A good slogan for this Earth Day or any day is “Support your local planet.” As an amateur astronomer I look around the solar system at all the habitable planets. The Earth is it. Mars may be terraformed at great expense, that is made more earth-like. There may be life in the oceans of Jupiter’s moon Europa, or Saturn’s Enceladus, but they are not habitable for us. Terraforming (stopping and reversing climate change)  the Earth would be the easiest and much more practical. One look at our nearest neighbor Venus will show us our fate, hopefully in billions of years from now, a hell hole of heat and a crushing atmosphere. Our job is push-off that day as far as we can, and keep the Earth a blue-green oasis in the solar system.

The times given are for the Traverse City/Interlochen area of Michigan. They may be different for your location.



Earth rising above the Moon’s limb from Apollo 8. Credit: NASA/Apollo 8


Mars had its day, but that ended about 3 billion years ago. Being half the size of the Earth, Mars cooled down, lost its magnetic field, so the solar wind stripped away most of its atmosphere and water. Credit NASA.


Europa, one of the four Galilean moons of Jupiter and easily seen in small telescopes, is slightly smaller than our Moon. Under that thick icy shell lurks an ocean with more water than all the Earth’s oceans. There’s probably volcanic vents like the black smokers in Earth’s oceans where a whole ecology of extremophiles could live like they do on Earth. Credit: NASA.
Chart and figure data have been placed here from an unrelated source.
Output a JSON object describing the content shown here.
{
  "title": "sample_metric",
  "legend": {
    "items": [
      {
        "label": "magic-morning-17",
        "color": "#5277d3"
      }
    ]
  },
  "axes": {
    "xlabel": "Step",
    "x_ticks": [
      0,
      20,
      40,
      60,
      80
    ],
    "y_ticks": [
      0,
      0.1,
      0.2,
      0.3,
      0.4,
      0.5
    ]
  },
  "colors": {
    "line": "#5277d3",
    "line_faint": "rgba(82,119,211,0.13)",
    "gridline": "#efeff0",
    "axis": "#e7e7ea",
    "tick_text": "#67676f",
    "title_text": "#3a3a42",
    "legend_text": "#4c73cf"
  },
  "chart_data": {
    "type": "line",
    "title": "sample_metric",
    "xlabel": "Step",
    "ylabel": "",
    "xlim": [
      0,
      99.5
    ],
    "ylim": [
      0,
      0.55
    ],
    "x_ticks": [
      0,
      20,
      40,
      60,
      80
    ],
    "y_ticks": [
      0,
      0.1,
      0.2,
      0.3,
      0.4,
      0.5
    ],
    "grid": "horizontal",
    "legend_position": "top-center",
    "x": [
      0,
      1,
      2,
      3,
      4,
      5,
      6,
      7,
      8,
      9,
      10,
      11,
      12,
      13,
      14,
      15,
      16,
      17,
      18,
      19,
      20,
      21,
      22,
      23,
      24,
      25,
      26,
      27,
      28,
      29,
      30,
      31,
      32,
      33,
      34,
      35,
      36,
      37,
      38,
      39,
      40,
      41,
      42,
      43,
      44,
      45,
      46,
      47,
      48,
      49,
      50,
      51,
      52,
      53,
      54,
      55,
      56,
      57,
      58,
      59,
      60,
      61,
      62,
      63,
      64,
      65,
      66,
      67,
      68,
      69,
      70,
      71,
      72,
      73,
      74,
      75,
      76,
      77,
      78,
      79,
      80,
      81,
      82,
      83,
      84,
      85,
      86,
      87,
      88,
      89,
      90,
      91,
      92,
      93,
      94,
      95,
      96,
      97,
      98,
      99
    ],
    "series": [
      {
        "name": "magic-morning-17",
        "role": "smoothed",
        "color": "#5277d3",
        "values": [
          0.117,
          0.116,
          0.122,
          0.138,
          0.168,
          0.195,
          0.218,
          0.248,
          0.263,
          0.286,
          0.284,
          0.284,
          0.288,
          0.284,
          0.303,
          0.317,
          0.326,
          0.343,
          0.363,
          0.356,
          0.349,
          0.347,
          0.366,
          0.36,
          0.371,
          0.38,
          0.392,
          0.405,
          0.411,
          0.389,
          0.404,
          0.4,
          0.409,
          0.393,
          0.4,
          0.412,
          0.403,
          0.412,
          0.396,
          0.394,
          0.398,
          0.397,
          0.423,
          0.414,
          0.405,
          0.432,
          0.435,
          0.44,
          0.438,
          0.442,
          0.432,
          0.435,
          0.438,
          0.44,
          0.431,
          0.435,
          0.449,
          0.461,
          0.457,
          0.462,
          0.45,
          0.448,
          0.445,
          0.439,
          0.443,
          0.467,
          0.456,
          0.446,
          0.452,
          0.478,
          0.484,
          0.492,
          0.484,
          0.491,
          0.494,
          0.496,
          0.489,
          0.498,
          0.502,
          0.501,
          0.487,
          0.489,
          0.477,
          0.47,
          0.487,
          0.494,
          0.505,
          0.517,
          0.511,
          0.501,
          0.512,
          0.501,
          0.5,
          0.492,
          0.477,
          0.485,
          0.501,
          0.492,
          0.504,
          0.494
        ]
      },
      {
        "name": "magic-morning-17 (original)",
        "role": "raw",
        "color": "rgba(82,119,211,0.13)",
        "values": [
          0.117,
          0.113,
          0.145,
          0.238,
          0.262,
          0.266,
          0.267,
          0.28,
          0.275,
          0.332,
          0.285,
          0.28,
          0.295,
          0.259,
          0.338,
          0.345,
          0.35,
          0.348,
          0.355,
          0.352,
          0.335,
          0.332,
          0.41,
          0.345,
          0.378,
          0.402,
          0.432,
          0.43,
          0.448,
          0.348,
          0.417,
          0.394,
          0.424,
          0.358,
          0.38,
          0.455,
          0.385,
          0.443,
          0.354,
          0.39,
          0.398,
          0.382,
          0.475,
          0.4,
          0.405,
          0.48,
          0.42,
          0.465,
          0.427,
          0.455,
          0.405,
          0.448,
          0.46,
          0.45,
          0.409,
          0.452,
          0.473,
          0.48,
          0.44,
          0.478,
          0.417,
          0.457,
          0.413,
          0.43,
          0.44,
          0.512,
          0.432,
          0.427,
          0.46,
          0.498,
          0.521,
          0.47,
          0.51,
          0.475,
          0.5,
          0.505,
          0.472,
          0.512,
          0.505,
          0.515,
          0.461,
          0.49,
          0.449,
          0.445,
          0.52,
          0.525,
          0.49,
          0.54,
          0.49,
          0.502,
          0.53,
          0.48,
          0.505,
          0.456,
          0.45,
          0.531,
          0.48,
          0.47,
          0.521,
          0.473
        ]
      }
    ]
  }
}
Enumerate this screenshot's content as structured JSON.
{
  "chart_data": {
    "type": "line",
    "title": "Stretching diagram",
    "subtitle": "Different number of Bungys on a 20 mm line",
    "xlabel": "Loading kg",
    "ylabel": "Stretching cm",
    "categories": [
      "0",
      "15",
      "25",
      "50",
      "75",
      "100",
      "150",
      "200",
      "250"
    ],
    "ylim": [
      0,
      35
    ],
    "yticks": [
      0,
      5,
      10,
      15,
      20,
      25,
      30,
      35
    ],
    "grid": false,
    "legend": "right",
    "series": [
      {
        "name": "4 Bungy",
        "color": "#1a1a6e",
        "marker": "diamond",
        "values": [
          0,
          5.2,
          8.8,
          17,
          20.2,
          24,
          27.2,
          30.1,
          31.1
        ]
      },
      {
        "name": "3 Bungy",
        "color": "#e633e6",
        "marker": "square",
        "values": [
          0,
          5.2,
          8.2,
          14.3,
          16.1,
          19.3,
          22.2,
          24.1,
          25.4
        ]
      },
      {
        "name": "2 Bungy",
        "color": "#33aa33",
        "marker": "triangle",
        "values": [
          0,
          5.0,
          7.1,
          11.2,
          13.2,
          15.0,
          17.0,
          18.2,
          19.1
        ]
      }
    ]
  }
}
Enceladus, a small moon of Saturn spews continuous geysers of water from cracks in its south polar region indicating an ocean below its frozen icy exterior. Sampling the plumes with the right instruments may detect life on this small world without the need for drilling. Credit: NASA.


Is this our future? Venus had the misfortune of ending up too close to the Sun. It has a hellish landscape of nearly 900 degrees F, and 90 times the Earth’s atmospheric pressure. Its clouds consist of sulfuric acid. Talk about a runaway greenhouse effect and acid rain… Credit: NASA.